Sans plus attendre et tant que faire se peut j'ai ensuite relevé et tuteuré avec précaution le tronc principal du camellia...qui depuis me le rend bien. 
 Au commencement il a continué de pousser à l'horizontale comme s'il avait pris le pli. Je n'ai pas cédé et vérifié le tuteurage régulièrement. La lumière retrouvée il a peu à peu au fil des années, d'abord timidement, maintenant avec vigueur, redressé ses branches latérales. Il s'élève progressivement et atteint cette année 2m de haut.

Sa floraison blanche en fleurs simples aux étamines dorées fut parcimonieuse les premières années. Elle est cet hiver éblouissante. C'est un camellia précoce : l'automne ayant été doux, les premières fleurs sont apparues avant Noël. Et il fleurira sans discontinuer jusqu'en avril. Quel est-il ? Une variété classique, peut-être le camellia japonica Madame Lourmand créé à Nantes en 1908? J'en aime bien l'idée.  
 Pendant longtemps j'ai guetté sur le tronc (sans résultat) le bourgeonnement de nouvelles pousses qui puissent rééquilibrer sa silhouette (assez "tordue" je le reconnais).  L'automne dernier pour la première fois après cinq ans de soins j'ai pu observer 2 yeux, bien placés en bas du tronc, promesse d'un développement futur.

lundi 8 janvier 2018

Que la fête (des fleurs d'hiver) commence ! Avec le cornus officinal

Finis les jours sombres de novembre-décembre, la lumière plombée la plupart du temps hormis quelques rayons de soleil rasants éclairant subitement le jardin. Pourtant des frémissements annonçaient précocement le retour du printemps : grossissement des boutons à fleurs (rhododendrons, magnolias, cornouillers...), premières fleurs du précoce hamamellis Jelena, apparition des cyclamens coum ... 

Ce début janvier, malgré les épisodes répétés d'une météo (très)venteuse et pluvieuse les fleurs d'hiver sont bien là : et d'abord celle du cornouiller officinal (cornus officinalis), un de mes arbustes préférés, puis des hellébores orientales qui s'élèvent à vue d'oeil, des perce-neige.... J'y reviendrai. Ce cornus officinal (cf. article du 31 janvier 2008) a été transplanté encore jeune (en place depuis quatre ans et demi tout de même...) de mon ancien jardin de ville. Je le savais a priori résistant à la sécheresse et costaud : ceci s'est avéré et mieux que cela. 

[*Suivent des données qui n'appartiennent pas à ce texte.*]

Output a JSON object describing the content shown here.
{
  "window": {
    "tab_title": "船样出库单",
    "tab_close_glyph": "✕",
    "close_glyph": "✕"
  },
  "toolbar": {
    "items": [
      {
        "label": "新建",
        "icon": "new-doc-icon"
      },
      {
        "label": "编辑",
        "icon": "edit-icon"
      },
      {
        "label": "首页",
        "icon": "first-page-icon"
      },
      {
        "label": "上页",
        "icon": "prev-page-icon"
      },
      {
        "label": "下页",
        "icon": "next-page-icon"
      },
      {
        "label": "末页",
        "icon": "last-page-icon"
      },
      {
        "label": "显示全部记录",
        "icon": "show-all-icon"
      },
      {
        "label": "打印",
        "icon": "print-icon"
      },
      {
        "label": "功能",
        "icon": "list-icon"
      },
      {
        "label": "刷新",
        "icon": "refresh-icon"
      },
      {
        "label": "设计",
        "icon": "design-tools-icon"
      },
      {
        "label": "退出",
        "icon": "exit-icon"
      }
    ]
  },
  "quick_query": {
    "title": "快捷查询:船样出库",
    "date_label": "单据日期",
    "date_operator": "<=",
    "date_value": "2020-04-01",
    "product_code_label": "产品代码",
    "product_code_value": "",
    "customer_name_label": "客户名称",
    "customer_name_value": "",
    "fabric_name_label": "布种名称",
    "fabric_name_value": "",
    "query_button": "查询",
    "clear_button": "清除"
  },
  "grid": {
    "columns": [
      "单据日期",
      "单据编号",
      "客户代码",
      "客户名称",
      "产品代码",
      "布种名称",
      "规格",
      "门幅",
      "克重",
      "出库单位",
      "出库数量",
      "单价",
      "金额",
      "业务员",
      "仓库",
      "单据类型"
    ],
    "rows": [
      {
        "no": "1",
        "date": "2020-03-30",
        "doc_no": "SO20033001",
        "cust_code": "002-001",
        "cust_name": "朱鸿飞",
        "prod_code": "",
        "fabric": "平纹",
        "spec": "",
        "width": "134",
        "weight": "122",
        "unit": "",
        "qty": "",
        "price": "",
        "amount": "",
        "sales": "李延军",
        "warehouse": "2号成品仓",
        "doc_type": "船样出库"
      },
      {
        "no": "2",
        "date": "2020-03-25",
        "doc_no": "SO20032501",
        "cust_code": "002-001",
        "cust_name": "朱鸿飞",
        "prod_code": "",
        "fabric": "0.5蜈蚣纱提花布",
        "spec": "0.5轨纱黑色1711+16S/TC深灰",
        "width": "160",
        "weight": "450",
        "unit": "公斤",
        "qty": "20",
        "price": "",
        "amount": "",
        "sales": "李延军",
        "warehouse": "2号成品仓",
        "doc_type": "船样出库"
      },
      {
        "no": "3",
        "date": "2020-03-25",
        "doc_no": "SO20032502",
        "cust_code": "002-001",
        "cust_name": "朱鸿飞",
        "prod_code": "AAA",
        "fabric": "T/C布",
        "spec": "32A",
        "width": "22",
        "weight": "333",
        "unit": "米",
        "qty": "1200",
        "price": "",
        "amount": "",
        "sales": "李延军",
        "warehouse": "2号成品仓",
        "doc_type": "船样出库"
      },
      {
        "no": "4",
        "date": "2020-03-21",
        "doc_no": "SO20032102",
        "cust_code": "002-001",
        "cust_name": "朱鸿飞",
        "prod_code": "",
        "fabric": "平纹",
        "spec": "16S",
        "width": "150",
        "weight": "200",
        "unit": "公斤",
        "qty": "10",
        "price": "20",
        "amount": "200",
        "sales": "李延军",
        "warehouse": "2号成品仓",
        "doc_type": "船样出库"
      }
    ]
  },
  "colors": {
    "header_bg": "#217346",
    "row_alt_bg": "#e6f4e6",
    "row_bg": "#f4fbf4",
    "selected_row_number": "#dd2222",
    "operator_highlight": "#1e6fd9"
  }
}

Dans un contexte bien différent, sur la pente d'une ancienne lande, au bord du chemin, en avant-plan du grand pin de Monterey (pinus radiata ou insignis) qui domine le site, il s'est acclimaté dès la première année. Même si bien entendu il a mis trois ans pour trouver vraiment ses marques c'est à dire commencer à reprendre du volume et de la hauteur. 
En décembre à peine ses feuilles tombées après avoir pris de jolies couleurs mordorées pendant quelques semaines les boutons à fleurs étaient déjà bien visibles.  
Cette première floraison d'hiver qui commence tout juste me met en joie: à la fois lumineuse et discrète, fidèle d'année en année.

Comme le paysage est très ouvert et les vues larges, un tout  jeune hammamellis Pallida, jaune pâle, vient d'être planté loin en arrière-plan et en décalé. Il est en fleurs aussi, les deux dans quelques années entreront en résonance.
 Il n'y a plus qu'à attendre la floraison des primevères sous les grands chênes... Ne pas croire pour autant qu'il s'agisse d'une recherche monochrome. La palette intègre les roux (feuilles de chêne au sol, branches des stephanandra tanakaé et de l'acer palmatum de semis, mâtiné d'acer palmatum Senkaki certainement), les fonds verts brillants ou mats (houx, rhododendrons persistants), les argentés (feuilles ponctuées des pulmonaires, pulmonaria longifolia spontanées ici).